Un Jordanien de 52 ans est décédé mardi à l’aube après s’être immolé par le feu la veille à Amman pour des raisons économiques, le premier décès de ce genre en Jordanie, a-t-on appris auprès des services de la sûreté générale et de membres de sa famille.
Ahmad al-Matarneh « s’est immolé lundi après-midi dans le centre-ville et a été hospitalisé immédiatement », a indiqué la Sûreté générale dans un communiqué, en précisant qu’il présentait « des brûlures sur 80% du corps ».
« Il est décédé mardi à l’aube à l’hôpital », a-t-elle ajouté.
L’homme, employé à la mairie d’Amman pendant 22 ans, avait été mis à la retraite anticipée en juin.
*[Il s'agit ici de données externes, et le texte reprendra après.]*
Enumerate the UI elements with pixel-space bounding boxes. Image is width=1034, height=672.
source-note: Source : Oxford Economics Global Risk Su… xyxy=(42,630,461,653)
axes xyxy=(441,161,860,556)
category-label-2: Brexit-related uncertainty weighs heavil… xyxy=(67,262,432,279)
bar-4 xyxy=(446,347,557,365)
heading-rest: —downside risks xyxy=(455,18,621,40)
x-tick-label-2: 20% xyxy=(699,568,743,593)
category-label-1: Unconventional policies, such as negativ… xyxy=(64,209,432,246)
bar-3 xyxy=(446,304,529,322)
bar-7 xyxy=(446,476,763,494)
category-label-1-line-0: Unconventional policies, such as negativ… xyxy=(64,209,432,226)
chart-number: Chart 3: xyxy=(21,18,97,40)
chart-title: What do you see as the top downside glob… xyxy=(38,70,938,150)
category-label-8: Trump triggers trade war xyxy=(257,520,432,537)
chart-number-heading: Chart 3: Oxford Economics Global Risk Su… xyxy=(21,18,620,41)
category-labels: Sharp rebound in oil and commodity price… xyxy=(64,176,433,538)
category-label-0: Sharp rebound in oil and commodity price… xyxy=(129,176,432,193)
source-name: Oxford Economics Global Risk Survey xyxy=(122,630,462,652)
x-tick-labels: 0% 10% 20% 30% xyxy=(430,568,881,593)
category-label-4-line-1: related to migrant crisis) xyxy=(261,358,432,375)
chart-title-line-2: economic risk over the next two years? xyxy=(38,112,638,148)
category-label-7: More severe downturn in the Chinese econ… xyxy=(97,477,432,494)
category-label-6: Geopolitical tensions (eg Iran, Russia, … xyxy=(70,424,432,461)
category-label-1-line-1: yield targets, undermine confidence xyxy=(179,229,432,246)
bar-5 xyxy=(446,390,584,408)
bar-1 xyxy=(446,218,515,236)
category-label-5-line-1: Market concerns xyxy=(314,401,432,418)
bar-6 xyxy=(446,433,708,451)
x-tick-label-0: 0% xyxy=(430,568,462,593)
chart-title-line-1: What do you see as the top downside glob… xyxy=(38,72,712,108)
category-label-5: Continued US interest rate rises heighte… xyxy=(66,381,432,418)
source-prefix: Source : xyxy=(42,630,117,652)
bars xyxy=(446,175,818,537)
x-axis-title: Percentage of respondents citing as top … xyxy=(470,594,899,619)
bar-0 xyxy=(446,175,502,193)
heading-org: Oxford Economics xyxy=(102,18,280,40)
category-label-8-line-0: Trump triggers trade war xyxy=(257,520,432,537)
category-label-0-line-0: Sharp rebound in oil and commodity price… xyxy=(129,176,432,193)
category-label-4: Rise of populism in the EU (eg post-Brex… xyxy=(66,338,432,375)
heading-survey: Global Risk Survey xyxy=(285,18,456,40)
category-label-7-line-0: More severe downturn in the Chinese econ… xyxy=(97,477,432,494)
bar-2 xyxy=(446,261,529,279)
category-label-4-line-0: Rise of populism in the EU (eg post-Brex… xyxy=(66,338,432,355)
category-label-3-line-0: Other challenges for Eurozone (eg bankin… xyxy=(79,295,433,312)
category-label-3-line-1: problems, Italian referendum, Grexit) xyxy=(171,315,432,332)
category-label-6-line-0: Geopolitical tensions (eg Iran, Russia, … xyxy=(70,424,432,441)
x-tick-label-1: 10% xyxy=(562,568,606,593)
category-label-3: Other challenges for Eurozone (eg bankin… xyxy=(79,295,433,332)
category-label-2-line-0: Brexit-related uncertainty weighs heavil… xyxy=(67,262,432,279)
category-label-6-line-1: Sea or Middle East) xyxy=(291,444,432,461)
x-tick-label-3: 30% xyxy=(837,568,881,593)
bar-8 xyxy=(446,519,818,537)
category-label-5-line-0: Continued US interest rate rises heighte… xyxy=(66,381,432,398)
Ayant 15 personnes à charge, il avait des problèmes financiers, ont indiqué des membres de sa famille à des médias jordaniens.
Selon eux, il avait tenté de se suicider deux fois auparavant, devant la mairie et le palais royal.
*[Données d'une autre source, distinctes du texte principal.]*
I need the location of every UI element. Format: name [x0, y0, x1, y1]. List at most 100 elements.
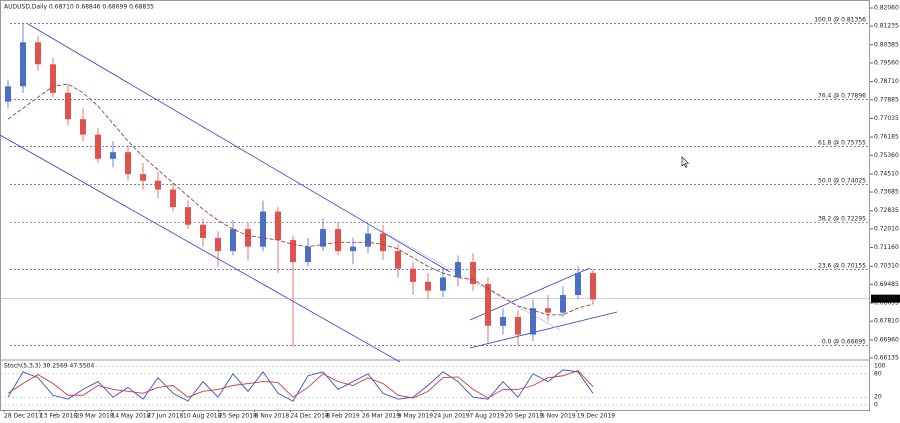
stoch-tick-label: 80	[874, 370, 882, 377]
y-tick-label: 0.81235	[874, 23, 899, 30]
y-tick-label: 0.72010	[874, 225, 899, 232]
y-tick-label: 0.79560	[874, 59, 899, 66]
candle-body	[320, 229, 326, 247]
candle-body	[335, 229, 341, 252]
trend-lines	[0, 23, 618, 363]
fib-label: 61.8 @ 0.75755	[818, 140, 866, 147]
candle-body	[530, 308, 536, 335]
fib-label: 100.0 @ 0.81356	[814, 16, 866, 23]
y-tick-label: 0.66135	[874, 355, 899, 362]
y-tick-label: 0.70310	[874, 263, 899, 270]
x-tick-label: 13 Feb 2018	[40, 413, 78, 420]
stoch-tick-label: 0	[874, 402, 878, 409]
stoch-line	[7, 369, 594, 402]
wedge-lower	[469, 311, 618, 349]
fib-label: 50.0 @ 0.74025	[818, 178, 866, 185]
y-tick-label: 0.77035	[874, 115, 899, 122]
y-tick-label: 0.73685	[874, 189, 899, 196]
candle-body	[275, 211, 281, 241]
channel-upper	[27, 23, 451, 273]
fib-label: 38.2 @ 0.72295	[818, 216, 866, 223]
candle-body	[215, 237, 221, 252]
fib-label: 76.4 @ 0.77896	[818, 93, 866, 100]
candle-body	[395, 251, 401, 269]
candle-body	[125, 152, 131, 175]
y-tick-label: 0.74510	[874, 170, 899, 177]
candle-body	[350, 246, 356, 252]
x-tick-label: 27 Jun 2018	[147, 413, 183, 420]
y-tick-label: 0.66960	[874, 336, 899, 343]
y-tick-label: 0.78710	[874, 78, 899, 85]
candle-body	[500, 317, 506, 326]
y-tick-label: 0.76185	[874, 134, 899, 141]
y-tick-label: 0.67810	[874, 318, 899, 325]
candle-body	[170, 189, 176, 208]
candle-body	[185, 207, 191, 225]
candle-body	[410, 268, 416, 282]
x-tick-label: 8 Feb 2019	[326, 413, 360, 420]
candle-body	[80, 119, 86, 135]
y-tick-label: 0.69485	[874, 281, 899, 288]
candle-body	[515, 317, 521, 335]
x-tick-label: 10 Aug 2018	[183, 413, 222, 420]
x-tick-label: 24 Dec 2018	[290, 413, 329, 420]
y-tick-label: 0.68635	[874, 300, 899, 307]
x-tick-label: 29 Mar 2018	[76, 413, 114, 420]
channel-lower	[0, 134, 401, 363]
x-tick-label: 5 Nov 2019	[541, 413, 576, 420]
fib-label: 23.6 @ 0.70155	[818, 263, 866, 270]
x-tick-label: 26 Mar 2019	[362, 413, 400, 420]
candle-body	[470, 262, 476, 285]
stoch-tick-label: 20	[874, 394, 882, 401]
y-tick-label: 0.82060	[874, 5, 899, 12]
x-tick-label: 14 May 2018	[111, 413, 150, 420]
candle-body	[380, 233, 386, 252]
stoch-tick-label: 100	[874, 363, 886, 370]
price-tag-label: 0.68835	[873, 295, 898, 302]
candle-body	[200, 224, 206, 238]
candle-body	[65, 92, 71, 120]
candle-body	[5, 86, 11, 102]
candle-body	[260, 211, 266, 247]
candle-body	[50, 64, 56, 93]
candle-body	[20, 42, 26, 87]
candle-body	[290, 240, 296, 263]
x-tick-label: 20 Sep 2019	[505, 413, 543, 420]
candle-body	[365, 233, 371, 247]
candle-body	[155, 180, 161, 190]
y-tick-label: 0.71160	[874, 244, 899, 251]
candle-body	[305, 246, 311, 263]
candle-body	[425, 281, 431, 291]
x-tick-label: 9 May 2019	[398, 413, 433, 420]
y-tick-label: 0.80385	[874, 41, 899, 48]
x-tick-label: 25 Sep 2018	[219, 413, 257, 420]
candle-body	[140, 174, 146, 181]
candle-body	[560, 295, 566, 313]
candle-body	[545, 308, 551, 313]
candle-body	[110, 152, 116, 159]
plot-frame	[0, 0, 870, 411]
x-tick-label: 8 Nov 2018	[255, 413, 290, 420]
moving-average	[7, 83, 594, 316]
fib-label: 0.0 @ 0.66695	[822, 339, 866, 346]
x-tick-label: 24 Jun 2019	[434, 413, 470, 420]
y-tick-label: 0.72835	[874, 207, 899, 214]
candle-body	[95, 134, 101, 159]
candle-body	[590, 273, 596, 300]
y-tick-label: 0.75360	[874, 152, 899, 159]
candle-body	[440, 277, 446, 291]
price-tag	[871, 294, 900, 303]
candle-body	[455, 262, 461, 278]
candle-body	[230, 229, 236, 252]
y-tick-label: 0.77885	[874, 96, 899, 103]
mouse-cursor	[681, 156, 690, 168]
stoch-line	[7, 370, 594, 399]
candle-body	[575, 273, 581, 296]
candle-body	[485, 284, 491, 326]
chart-title: AUDUSD,Daily 0.68710 0.68846 0.68699 0.6…	[4, 4, 154, 11]
candle-body	[35, 42, 41, 65]
candle-body	[245, 229, 251, 247]
x-tick-label: 19 Dec 2019	[577, 413, 616, 420]
x-tick-label: 7 Aug 2019	[469, 413, 504, 420]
La mairie a affirmé avoir payé à Ahmad al-Matarneh une indemnité de 8.000 JOD (11.260 dollars) et lui avoir accordé un prêt locatif de 30.000 JOD (42.000 dollars). Mais cet homme de 52 ans était lourdement endetté et n’arrivait plus à s’en sortir, d’après sa famille.
La Jordanie, confrontée à une crise économique, fait face depuis janvier 2011 à un mouvement de protestation réclamant des réformes politiques et économiques, ainsi que la fin de la corruption.
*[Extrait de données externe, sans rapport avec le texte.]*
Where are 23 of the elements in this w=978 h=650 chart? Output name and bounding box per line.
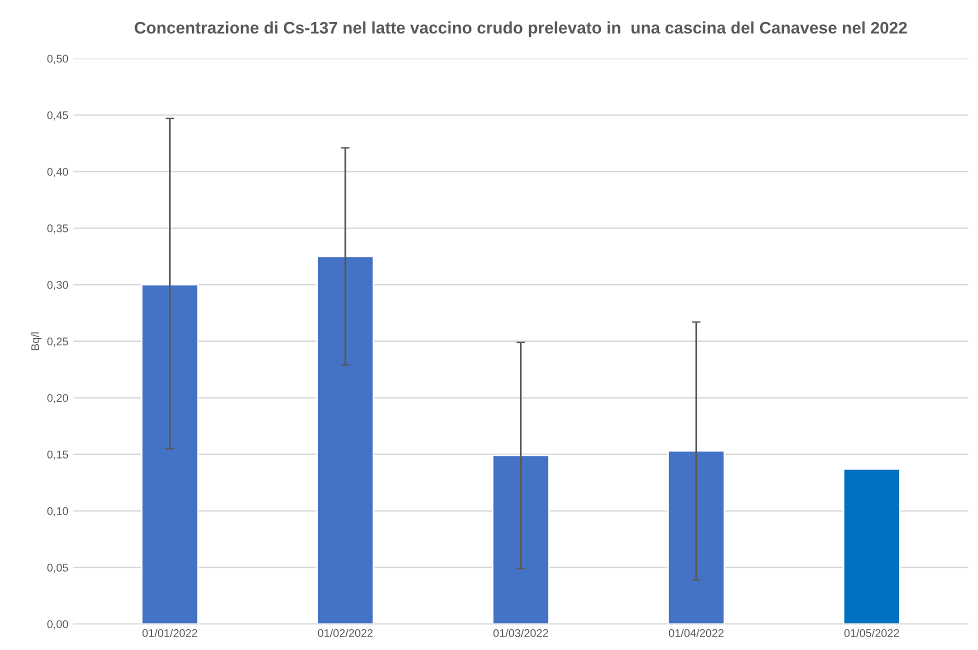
x-tick-label: 01/01/2022 — [142, 628, 198, 638]
y-tick-label: 0,05 — [47, 564, 68, 573]
x-tick-label: 01/03/2022 — [493, 628, 548, 638]
y-tick-label: 0,50 — [47, 54, 68, 64]
y-tick-label: 0,30 — [47, 280, 68, 290]
y-tick-label: 0,00 — [47, 620, 68, 630]
bar — [667, 450, 726, 624]
y-axis-title: Bq/l — [30, 332, 42, 350]
y-tick-label: 0,45 — [47, 111, 68, 120]
bar — [141, 284, 199, 624]
y-tick-label: 0,15 — [47, 450, 68, 460]
x-tick-label: 01/05/2022 — [844, 628, 899, 638]
y-tick-label: 0,20 — [47, 394, 68, 404]
bar — [842, 468, 900, 624]
x-tick-label: 01/04/2022 — [668, 628, 724, 638]
y-tick-label: 0,10 — [47, 507, 68, 516]
y-tick-label: 0,40 — [47, 168, 68, 178]
bar — [316, 256, 374, 624]
bar — [492, 454, 550, 624]
chart-title: Concentrazione di Cs-137 nel latte vaccino crudo prelevato in una cascina del Canavese nel 2022 — [134, 21, 907, 37]
y-tick-label: 0,35 — [47, 224, 68, 234]
y-tick-label: 0,25 — [47, 338, 68, 347]
x-tick-label: 01/02/2022 — [318, 628, 373, 638]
Le Printemps arabe a débuté en Tunisie en décembre 2010, après l’immolation par le feu à Sidi Bouzid (centre-ouest) d’un jeune vendeur ambulant, Mohamed Bouazizi, excédé par des humiliations policières répétées.
Sa mort avait déclenché dans le pays un mouvement contre le chômage et la vie chère, avant de s’étendre dans le monde arabe, notamment en Egypte, au Yémen et en Libye.
Le Printemps arabe a conduit à la chute des présidents tunisien et égyptien, Zine El Abidine Ben Ali et Hosni Moubarak, à la mort du dictateur libyen Mouammar Kadhafi, et à un processus de transition politique au Yémén.